The race's outcome appeared to be settled on Thursday, when the four Mini drivers leading the standings were instructed by their team to hold their positions, thereby setting up Roma to win the Dakar's car division 10 years after the Spaniard won the motorbike title when the rally was in North Africa.
Now Peterhansel, the most successful driver in Dakar history, could win the world's toughest rally for a 12th time.
The remarkable pace of the four down Chile's Pacific coastline made the team fear a crash would ruin their chance of a podium sweep. The drivers followed orders on Thursday but attacked the 350-kilometer 12th stage from El Salvador to the Copiapo dunes on Friday, and left the title up for grabs on the rally's shortest leg, the 157-kilometer ride to the finish at Valparaiso on Saturday.
Roma, holding a measly five-minute lead, had a puncture early and was soon overtaken by teammates Peterhansel and Nasser Al-Attiyah of Qatar.
Roma also got stuck on a dune but again reeled in Peterhansel and Al-Attiyah. Peterhansel offered to let Roma pass, but Roma stayed back, even when Peterhansel was ahead on overall time with 30 kilometers to go.
"I stopped on the dunes to show him that if he wanted to he could go past, but he didn't want to open the way on the dunes," Peterhansel said.
Roma finally passed Peterhansel just 500 meters from the finish but Peterhansel, taking advantage of a navigation error by Al-Attiyah, won his third stage of the race, extending his Dakar record to 65. After lying second to Roma for a week, he has the overall lead for the first time since the second stage.
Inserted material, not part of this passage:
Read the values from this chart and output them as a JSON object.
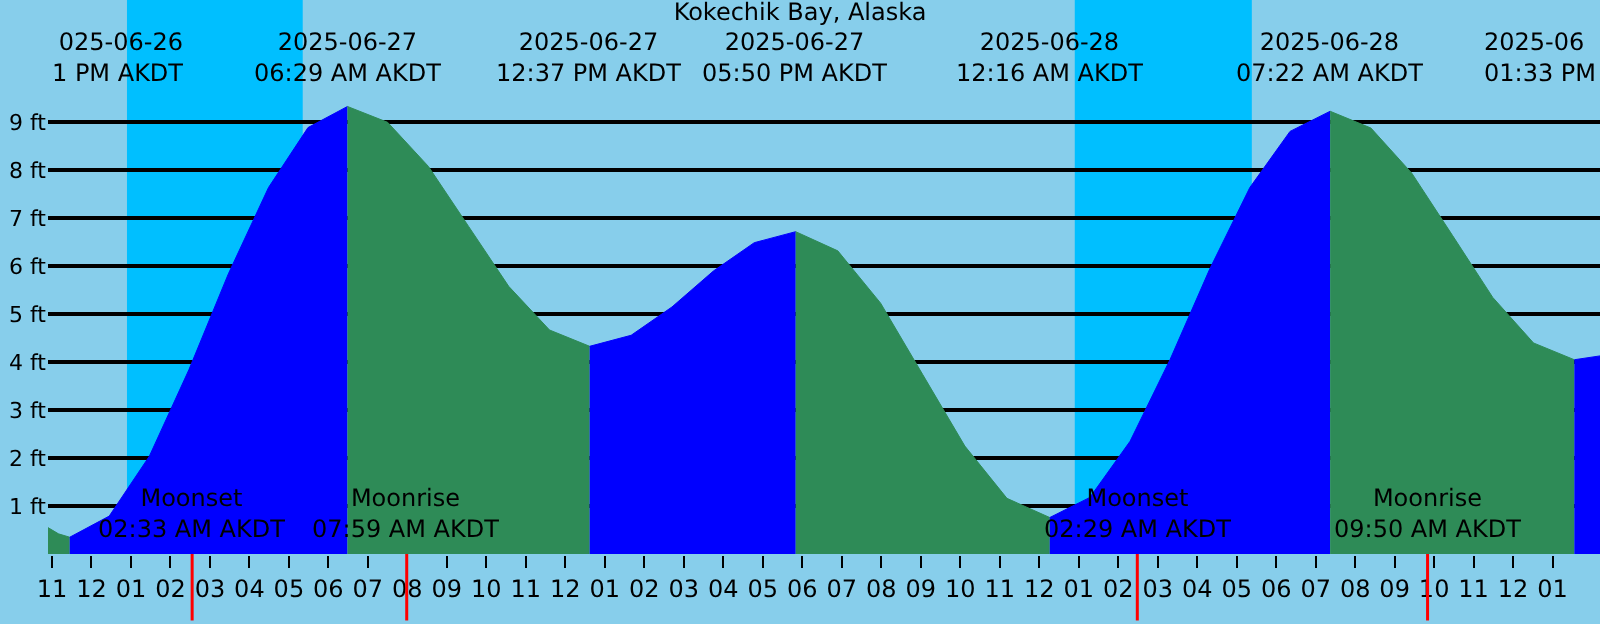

But at 26 seconds, it was a mere eye blink in racing terms.
"The gap is small," Roma said. "I'm still here and I'm happy."
Al-Attiyah, with his eighth podium finish on a stage, remained third overall, 54 minutes back.
Former champion Giniel de Villiers of South Africa finished fourth and jumped Orlando Terranova of Argentina in the standings for fourth.
In the bikes race, Marc Coma kept the lead for an eighth day and looked set to ride to his fourth title on Saturday and make up for missing last year's race with a dislocated shoulder.
"It's like I'm fighting for myself to be focused, to push every day and just follow the way that brings me here," Coma said. "So I'll carry on like that."
His nearest rival, fellow Spaniard Joan Barreda Bort, had electrical problems 80 kilometers (50 miles) from the end and walked his Honda over the finish line 2 1/2 hours after stage winner Cyril Despres.
Barreda dropped from second place to seventh. Second place was claimed by another Spaniard, Jordi Viladoms, who was two hours behind Coma.
Despres, the two-time defending champion, had a bad start to the rally but has climbed back up the standings with six straight podium finishes, including three wins this week. The Frenchman is fourth overall and still has a chance to finish third as he is less than four minutes behind teammate Olivier Pain, who fell twice in the last 15 kilometers.